Caso Orelha: MP apura coação contra porteiro em condomínio de Florianópolis
Investigação envolve familiares de adolescentes ligados à morte de cachorro comunitário na Praia Brava
O Ministério Público de Santa Catarina (MPSC) apura um possível crime de coação contra o porteiro de um condomínio na Praia Brava, em Florianópolis. Três pessoas foram indiciadas após ameaças ao trabalhador, que teria feito um registro fotográfico de adolescentes investigados pela morte do cachorro comunitário Orelha, ocorrida em 5 de janeiro.
Segundo a Polícia Civil, os indiciados são familiares dos adolescentes suspeitos pelo caso envolvendo o animal. A investigação aponta que os adultos teriam intimidado o porteiro com o objetivo de impedir o repasse de informações às autoridades.
O episódio é analisado no âmbito da Delegacia de Proteção Animal, que acompanha os desdobramentos tanto do caso de maus-tratos com o Orelha quanto da suposta coação ao funcionário do prédio.

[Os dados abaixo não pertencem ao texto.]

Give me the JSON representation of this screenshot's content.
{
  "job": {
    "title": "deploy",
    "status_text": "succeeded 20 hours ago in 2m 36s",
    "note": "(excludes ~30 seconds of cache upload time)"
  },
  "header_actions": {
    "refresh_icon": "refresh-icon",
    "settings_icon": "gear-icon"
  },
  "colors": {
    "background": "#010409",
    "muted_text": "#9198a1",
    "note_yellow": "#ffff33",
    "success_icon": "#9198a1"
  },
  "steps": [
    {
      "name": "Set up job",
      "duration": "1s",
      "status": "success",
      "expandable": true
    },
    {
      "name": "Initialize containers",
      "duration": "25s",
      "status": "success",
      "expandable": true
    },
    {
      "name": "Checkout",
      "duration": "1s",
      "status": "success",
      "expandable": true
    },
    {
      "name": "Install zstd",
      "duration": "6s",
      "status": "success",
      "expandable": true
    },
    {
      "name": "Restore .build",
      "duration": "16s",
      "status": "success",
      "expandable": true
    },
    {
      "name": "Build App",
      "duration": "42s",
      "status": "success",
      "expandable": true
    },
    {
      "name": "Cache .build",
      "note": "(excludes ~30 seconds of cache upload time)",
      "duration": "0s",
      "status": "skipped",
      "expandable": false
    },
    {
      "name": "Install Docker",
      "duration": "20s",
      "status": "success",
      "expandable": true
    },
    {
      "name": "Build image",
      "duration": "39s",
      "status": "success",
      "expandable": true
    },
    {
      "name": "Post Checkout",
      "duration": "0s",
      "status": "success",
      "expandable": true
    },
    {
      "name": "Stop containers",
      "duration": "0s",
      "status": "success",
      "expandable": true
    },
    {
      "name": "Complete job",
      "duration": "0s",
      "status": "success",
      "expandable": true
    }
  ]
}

Vídeo registra momento das ameaças ao porteiro
Um vídeo exibido com exclusividade pelo programa Domingo Espetacular, da Record TV, registrou parte da ocorrência. As imagens foram gravadas no dia 13 de janeiro, pouco depois da meia-noite.
O registro mostra o momento em que uma mulher deixa o condomínio acompanhada de um dos adolescentes investigados. Ao passar pelo porteiro, o jovem dirige xingamentos ao trabalhador. Minutos depois, o pai e o tio do adolescente aparecem no local.
De acordo com a Polícia Civil, o episódio de coação ocorreu entre os dias 12 e 13 de janeiro. Conforme relato da delegada Mardjoli Adorian Valcareggi, responsável pelo inquérito, o tio de um dos adolescentes apresentava “um volume na região da cintura”, o que levantou a suspeita de que estivesse armado durante a abordagem.
“A postura dos envolvidos gerou a suspeita de porte de arma no momento da coação”, afirmou a delegada em declarações à Polícia Civil.
Apesar da desconfiança, a existência de arma de fogo não foi confirmada até o momento.
Após a denúncia, equipes da Polícia Civil realizaram diligências na residência dos suspeitos, em busca de possíveis objetos utilizados para intimidar o porteiro. Durante a ação, nenhuma arma foi localizada.
A investigação aponta que as ameaças teriam como finalidade evitar que o porteiro compartilhasse imagens ou informações sobre os adolescentes investigados pela morte do cachorro Orelha.
Segundo a apuração, o trabalhador teria feito uma foto dos jovens envolvidos, o que teria motivado a reação dos familiares. O conteúdo do registro e a forma como foi utilizado seguem sob análise dos investigadores.
“O inquérito apura se houve tentativa de obstruir a investigação e constranger o porteiro para que não colaborasse com as autoridades”, informou a Polícia Civil em nota.
Porteiro foi afastado após o episódio
Após o ocorrido, o porteiro recebeu férias compulsórias por decisão da administração do condomínio onde trabalha. A medida foi adotada depois do episódio envolvendo os familiares dos adolescentes investigados.
O afastamento do funcionário também integra o contexto apurado pelo Ministério Público, que acompanha os impactos do caso na rotina do condomínio e na situação do trabalhador.
O MPSC informou que analisa os elementos reunidos pela Polícia Civil para definir eventuais medidas no âmbito criminal relacionadas ao crime de coação.
Caso Orelha segue sob investigação
Paralelamente à apuração das ameaças, a morte do cachorro comunitário Orelha continua sob investigação. O animal era conhecido por frequentar a região da Praia Brava e teve a morte registrada no início de janeiro.
Os adolescentes investigados pelo caso permanecem no centro das apurações, enquanto as autoridades analisam provas, depoimentos e registros audiovisuais relacionados ao episódio.
A Polícia Civil informou que novas diligências podem ser realizadas conforme o avanço das investigações. O Ministério Público acompanha os dois inquéritos — tanto o que trata da morte do animal quanto o que apura a coação contra o porteiro — para avaliar eventuais responsabilizações criminais.